Example:
How to copy & paste Equibase's Smart pick info
Click on Entries pick your date then pick race number to the right you will see three buttons you want the one in the middle $P then copy like it is to the right then paste in box and click Run. Please remember to do races where all horses have 3 numbers if race has 999 program uses 0 for that race.
Start your highlight from the 1st horse name right down to last horse
Understanding Standard Deviation
Simple terms, Standard Deviation (Std) measures consistency. It tells you how spread out a horse's performance numbers are from its average score.
Here is exactly what it means for your racing metrics:
1. High Std vs. Low Std
Low Std (Low Number = More Consistent): The horse runs almost the exact same speed every single time. If a horse has an average of 80 and an Std of 2.5, you can safely bet that it will run very close to an 80 in its next race. It is highly reliable but lacks "explosive" upside.

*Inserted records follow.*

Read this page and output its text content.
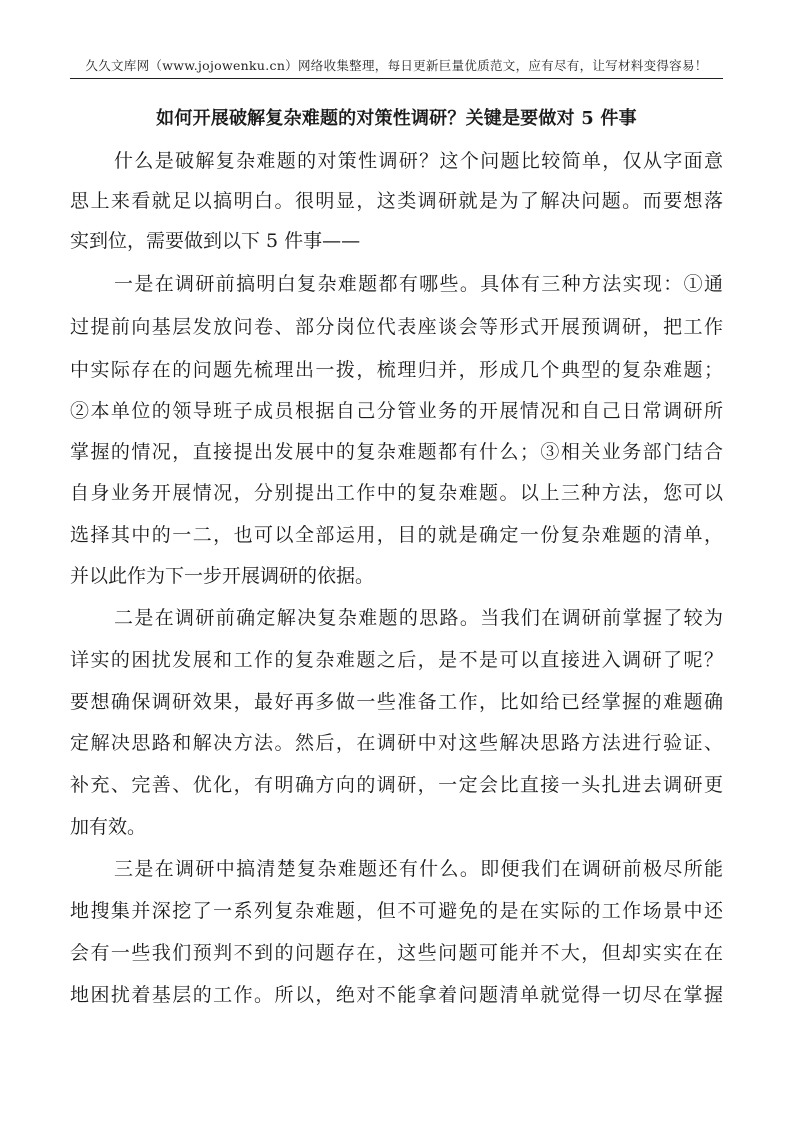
久久文库网（www.jojowenku.cn）网络收集整理，每日更新巨量优质范文，应有尽有，让写材料变得容易！
如何开展破解复杂难题的对策性调研？关键是要做对 5 件事
什么是破解复杂难题的对策性调研？这个问题比较简单，仅从字面意
思上来看就足以搞明白。很明显，这类调研就是为了解决问题。而要想落
实到位，需要做到以下 5 件事——
一是在调研前搞明白复杂难题都有哪些。具体有三种方法实现：①通
过提前向基层发放问卷、部分岗位代表座谈会等形式开展预调研，把工作
中实际存在的问题先梳理出一拨，梳理归并，形成几个典型的复杂难题；
②本单位的领导班子成员根据自己分管业务的开展情况和自己日常调研所
掌握的情况，直接提出发展中的复杂难题都有什么；③相关业务部门结合
自身业务开展情况，分别提出工作中的复杂难题。以上三种方法，您可以
选择其中的一二，也可以全部运用，目的就是确定一份复杂难题的清单，
并以此作为下一步开展调研的依据。
二是在调研前确定解决复杂难题的思路。当我们在调研前掌握了较为
详实的困扰发展和工作的复杂难题之后，是不是可以直接进入调研了呢？
要想确保调研效果，最好再多做一些准备工作，比如给已经掌握的难题确
定解决思路和解决方法。然后，在调研中对这些解决思路方法进行验证、
补充、完善、优化，有明确方向的调研，一定会比直接一头扎进去调研更
加有效。
三是在调研中搞清楚复杂难题还有什么。即便我们在调研前极尽所能
地搜集并深挖了一系列复杂难题，但不可避免的是在实际的工作场景中还
会有一些我们预判不到的问题存在，这些问题可能并不大，但却实实在在
地困扰着基层的工作。所以，绝对不能拿着问题清单就觉得一切尽在掌握
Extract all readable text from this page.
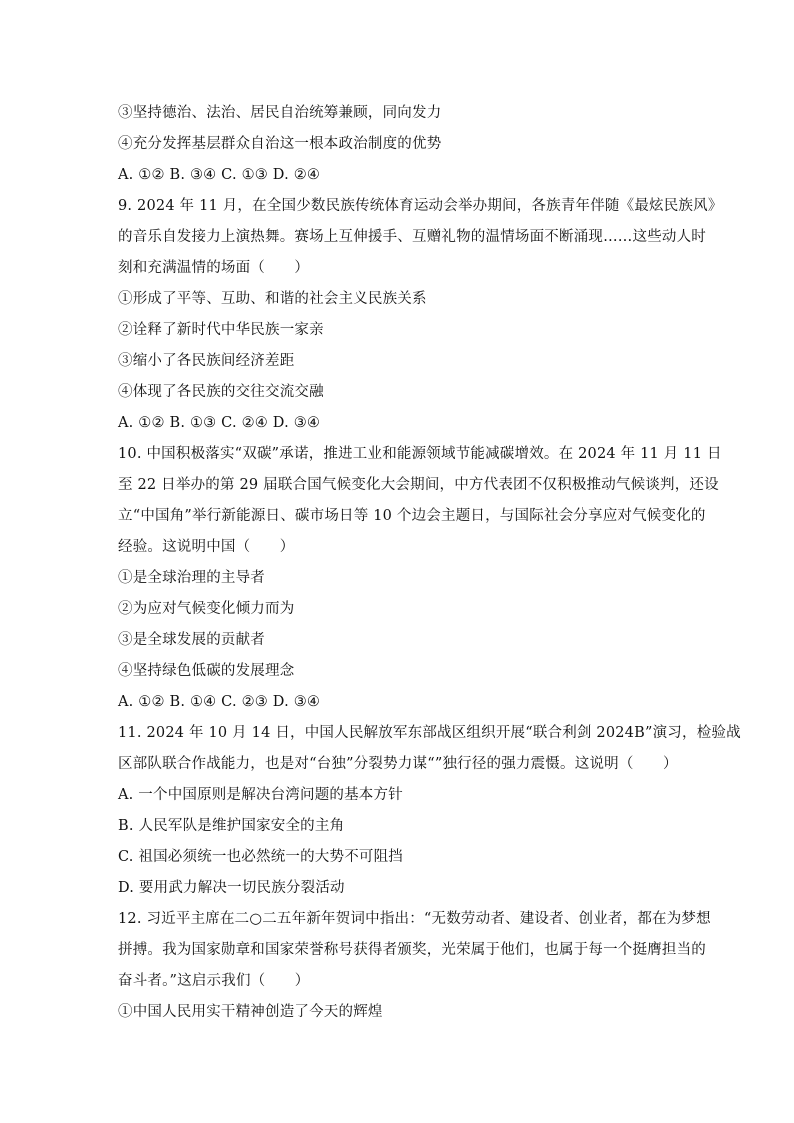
③坚持德治、法治、居民自治统筹兼顾，同向发力
④充分发挥基层群众自治这一根本政治制度的优势
A. ①② B. ③④ C. ①③ D. ②④
9. 2024 年 11 月，在全国少数民族传统体育运动会举办期间，各族青年伴随《最炫民族风》
的音乐自发接力上演热舞。赛场上互伸援手、互赠礼物的温情场面不断涌现……这些动人时
刻和充满温情的场面（　　）
①形成了平等、互助、和谐的社会主义民族关系
②诠释了新时代中华民族一家亲
③缩小了各民族间经济差距
④体现了各民族的交往交流交融
A. ①② B. ①③ C. ②④ D. ③④
10. 中国积极落实“双碳”承诺，推进工业和能源领域节能减碳增效。在 2024 年 11 月 11 日
至 22 日举办的第 29 届联合国气候变化大会期间，中方代表团不仅积极推动气候谈判，还设
立“中国角”举行新能源日、碳市场日等 10 个边会主题日，与国际社会分享应对气候变化的
经验。这说明中国（　　）
①是全球治理的主导者
②为应对气候变化倾力而为
③是全球发展的贡献者
④坚持绿色低碳的发展理念
A. ①② B. ①④ C. ②③ D. ③④
11. 2024 年 10 月 14 日，中国人民解放军东部战区组织开展“联合利剑 2024B”演习，检验战
区部队联合作战能力，也是对“台独”分裂势力谋“”独行径的强力震慑。这说明（　　）
A. 一个中国原则是解决台湾问题的基本方针
B. 人民军队是维护国家安全的主角
C. 祖国必须统一也必然统一的大势不可阻挡
D. 要用武力解决一切民族分裂活动
12. 习近平主席在二○二五年新年贺词中指出：“无数劳动者、建设者、创业者，都在为梦想
拼搏。我为国家勋章和国家荣誉称号获得者颁奖，光荣属于他们，也属于每一个挺膺担当的
奋斗者。”这启示我们（　　）
①中国人民用实干精神创造了今天的辉煌
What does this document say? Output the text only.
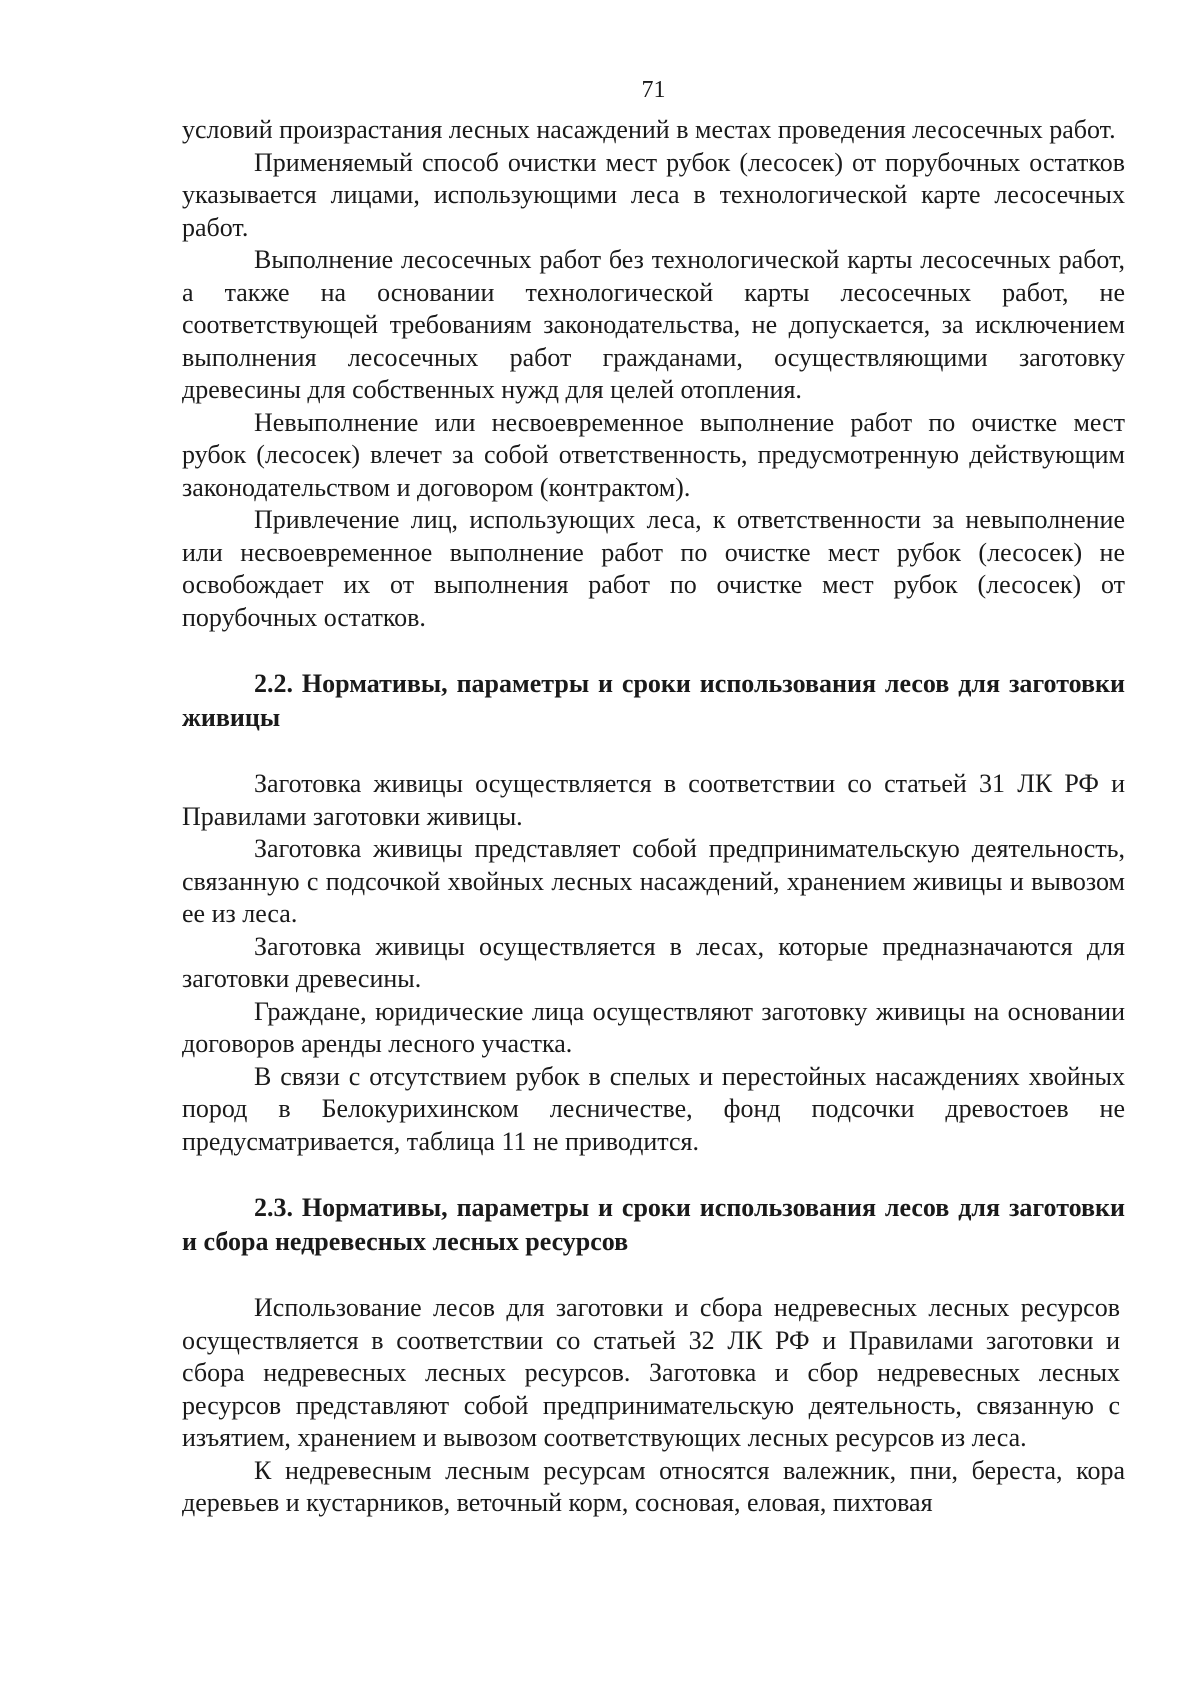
71

условий произрастания лесных насаждений в местах проведения лесосечных работ.

Применяемый способ очистки мест рубок (лесосек) от порубочных остатков указывается лицами, использующими леса в технологической карте лесосечных работ.

Выполнение лесосечных работ без технологической карты лесосечных работ, а также на основании технологической карты лесосечных работ, не соответствующей требованиям законодательства, не допускается, за исключением выполнения лесосечных работ гражданами, осуществляющими заготовку древесины для собственных нужд для целей отопления.

Невыполнение или несвоевременное выполнение работ по очистке мест рубок (лесосек) влечет за собой ответственность, предусмотренную действующим законодательством и договором (контрактом).

Привлечение лиц, использующих леса, к ответственности за невыполнение или несвоевременное выполнение работ по очистке мест рубок (лесосек) не освобождает их от выполнения работ по очистке мест рубок (лесосек) от порубочных остатков.

2.2. Нормативы, параметры и сроки использования лесов для заготовки живицы

Заготовка живицы осуществляется в соответствии со статьей 31 ЛК РФ и Правилами заготовки живицы.

Заготовка живицы представляет собой предпринимательскую деятельность, связанную с подсочкой хвойных лесных насаждений, хранением живицы и вывозом ее из леса.

Заготовка живицы осуществляется в лесах, которые предназначаются для заготовки древесины.

Граждане, юридические лица осуществляют заготовку живицы на основании договоров аренды лесного участка.

В связи с отсутствием рубок в спелых и перестойных насаждениях хвойных пород в Белокурихинском лесничестве, фонд подсочки древостоев не предусматривается, таблица 11 не приводится.

2.3. Нормативы, параметры и сроки использования лесов для заготовки и сбора недревесных лесных ресурсов

Использование лесов для заготовки и сбора недревесных лесных ресурсов осуществляется в соответствии со статьей 32 ЛК РФ и Правилами заготовки и сбора недревесных лесных ресурсов. Заготовка и сбор недревесных лесных ресурсов представляют собой предпринимательскую деятельность, связанную с изъятием, хранением и вывозом соответствующих лесных ресурсов из леса.

К недревесным лесным ресурсам относятся валежник, пни, береста, кора деревьев и кустарников, веточный корм, сосновая, еловая, пихтовая
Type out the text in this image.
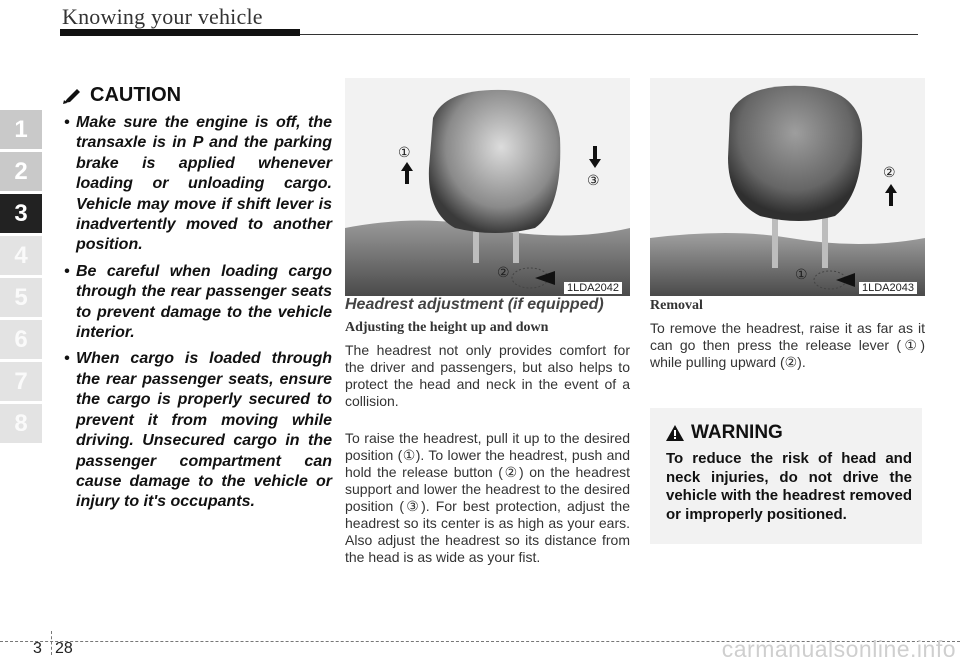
Knowing your vehicle
1
2
3
4
5
6
7
8
CAUTION
• Make sure the engine is off, the transaxle is in P and the parking brake is applied whenever loading or unloading cargo. Vehicle may move if shift lever is inadvertently moved to another position.
• Be careful when loading cargo through the rear passenger seats to prevent damage to the vehicle interior.
• When cargo is loaded through the rear passenger seats, ensure the cargo is properly secured to prevent it from moving while driving. Unsecured cargo in the passenger compartment can cause damage to the vehicle or injury to it's occupants.
①
③
②
1LDA2042
②
①
1LDA2043

Headrest adjustment (if equipped)

Adjusting the height up and down

The headrest not only provides comfort for the driver and passengers, but also helps to protect the head and neck in the event of a collision.

To raise the headrest, pull it up to the desired position (①). To lower the headrest, push and hold the release button (②) on the headrest support and lower the headrest to the desired position (③). For best protection, adjust the headrest so its center is as high as your ears. Also adjust the headrest so its distance from the head is as wide as your fist.

Removal

To remove the headrest, raise it as far as it can go then press the release lever (①) while pulling upward (②).

WARNING
To reduce the risk of head and neck injuries, do not drive the vehicle with the headrest removed or improperly positioned.
3 28	carmanualsonline.info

High Std (High Number = Volatile/Unpredictable): The horse is erratic. It might win by a margin or completely drop to the back of the pack. If a horse has an average of 80 and an Std of 9.0, it is capable of running a massive 89 or collapsing to a 71.
2. Why Ordering by "Lower is Better" Matters
By sorting your final table from lowest Std to highest Std, you are ranking the field by predictability.
The Top Picks (Rank 1, 2, 3): These are your "safe" horses. Because their variance is low, the simulation's mathematical projections for them are highly accurate. They are excellent candidates for filling out the lower rungs of exotic bets (like Verticals, Exactas, or Trifectas) because you know exactly where their floor is.
The Bottom Picks: These are your wildcards. They have high variance, meaning they are riskier, but they possess the chaotic upside to occasionally blow past their average and bust a bracket.
3. How the Engine Uses It
In your engine uses the Box-Muller transform to create a bell curve of possibilities for each horse using its average and its Std.
In a simulation of 100,000 runs, a horse with a lower Std will consistently hit its target projection, while a horse with a higher Std will scatter its results all over the board. Sorting by the lowest number essentially filters the most reliable standard performers straight to the top of your view.